Ratatouille

Vegan Mofo 2010 – Day 16

Today is a wonderful day because it’s the first time I cooked in my new kitchen !! So because it was going to be my first meal in my new kitchen I was feeling very nostalgic and decided to make the first vegan meal that I ever learnt to make.

Wikipedia says :

Ratatouille (pronounced (rat-ə-TOO-ee) is a traditional French Provençal stewed vegetable dish, originating in Nice. The full name of the dish is ratatouille niçoise.

I had recently turned vegan and my best friend’s late mom made me the first vegan dish I’d had that really blew me away. I asked her for the recipe and she wrote it down for me and I’ve been making it ever since. I was only 15 at the time and I knew how to cook but this was the first real dish that I learnt how to make all by myself.
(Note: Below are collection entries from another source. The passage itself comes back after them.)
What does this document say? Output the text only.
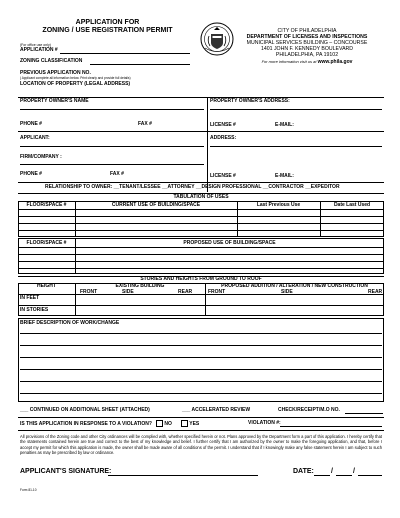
APPLICATION FOR
ZONING / USE REGISTRATION PERMIT
(For office use only)
APPLICATION #
ZONING CLASSIFICATION
PREVIOUS APPLICATION NO.
( Applicant complete all information below. Print clearly and provide full details)
LOCATION OF PROPERTY (LEGAL ADDRESS)
CITY OF PHILADELPHIA
DEPARTMENT OF LICENSES AND INSPECTIONS
MUNICIPAL SERVICES BUILDING – CONCOURSE
1401 JOHN F. KENNEDY BOULEVARD
PHILADELPHIA, PA 19102
For more information visit us at www.phila.gov
PROPERTY OWNER'S NAME	PROPERTY OWNER'S ADDRESS:
PHONE #	FAX #	LICENSE #	E-MAIL:
APPLICANT:	ADDRESS:
FIRM/COMPANY :
PHONE #	FAX #	LICENSE #	E-MAIL:
RELATIONSHIP TO OWNER: __TENANT/LESSEE __ATTORNEY __DESIGN PROFESSIONAL __CONTRACTOR __EXPEDITOR
TABULATION OF USES
FLOOR/SPACE #	CURRENT USE OF BUILDING/SPACE	Last Previous Use	Date Last Used
FLOOR/SPACE #	PROPOSED USE OF BUILDING/SPACE
STORIES AND HEIGHTS FROM GROUND TO ROOF
HEIGHT	EXISTING BUILDING	PROPOSED ADDITION / ALTERATION / NEW CONSTRUCTION
FRONT	SIDE	REAR	FRONT	SIDE	REAR
IN FEET
IN STORIES
BRIEF DESCRIPTION OF WORK/CHANGE
___ CONTINUED ON ADDITIONAL SHEET (ATTACHED)	___ ACCELERATED REVIEW	CHECK/RECEIPT/M.O NO.
IS THIS APPLICATION IN RESPONSE TO A VIOLATION? NO	YES	VIOLATION #:
All provisions of the Zoning code and other City ordinances will be complied with, whether specified herein or not. Plans approved by the Department form a part of this application. I hereby certify that the statements contained herein are true and correct to the best of my knowledge and belief. I further certify that I am authorized by the owner to make the foregoing application, and that, before I accept my permit for which this application is made, the owner shall be made aware of all conditions of the permit. I understand that if I knowingly make any false statement herein I am subject to such penalties as may be prescribed by law or ordinance.
APPLICANT'S SIGNATURE:	DATE: /	/
Form 81-10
I have made my own variations to the preparation but the ingredients are identical.

Ingredients :
1 medium onion diced into ¼ inch pieces
1 large brinjal (aubergines or eggplant will do – haha) cubed into inch thick pieces
5 cloves of garlic finely minced
1 stalk of celery finely diced
1 green pepper diced into ¼ inch pieces
200g of baby marrows (zucchini or courgettes) finely sliced
400g of fresh tomatoes skinned and finely diced
A pinch of dried oregano
A pinch of dried thyme
A pinch of dried herbes de Provence (or your choice of mixed herbs)
Sea salt to season
Ground black pepper
3 tablespoons of olive or canola oil for cooking

Method :
Heat a pot on a medium to high heat for a few minutes and then add the cooking oil.
Add in the onions and brinjals and stir-fry for 5 – 10 minutes until the brinjals turn translucent and begin to brown. This is the key to the dish – the brinjals become like sponges and soak in the flavours of the other ingredients.

Then add in the garlic, herbs, celery and green peppers and sautee for 3 – 4 minutes.
Add the baby marrows and sautee for another two or 3 minutes.

Add in the tomatoes and stir well and then cover the pot.

Leave the lid on for 5 or 6 minutes and stir well making sure it doesn’t stick to the bottom of the pot.
Then reduce the heat add some salt and ground black pepper and allow to simmer covered for another 10 minutes or until the tomatoes has broken down.
Remove from the pot into a nice serving dish.

It can be served in a number of different ways. It is often used a side dish but I feel that’s such a waste if it’s done really it deserved to be the centre of the meal. Serving it as the main course it can be served with rice or roast potatoes. I like to serve it with a good organic penne pasta.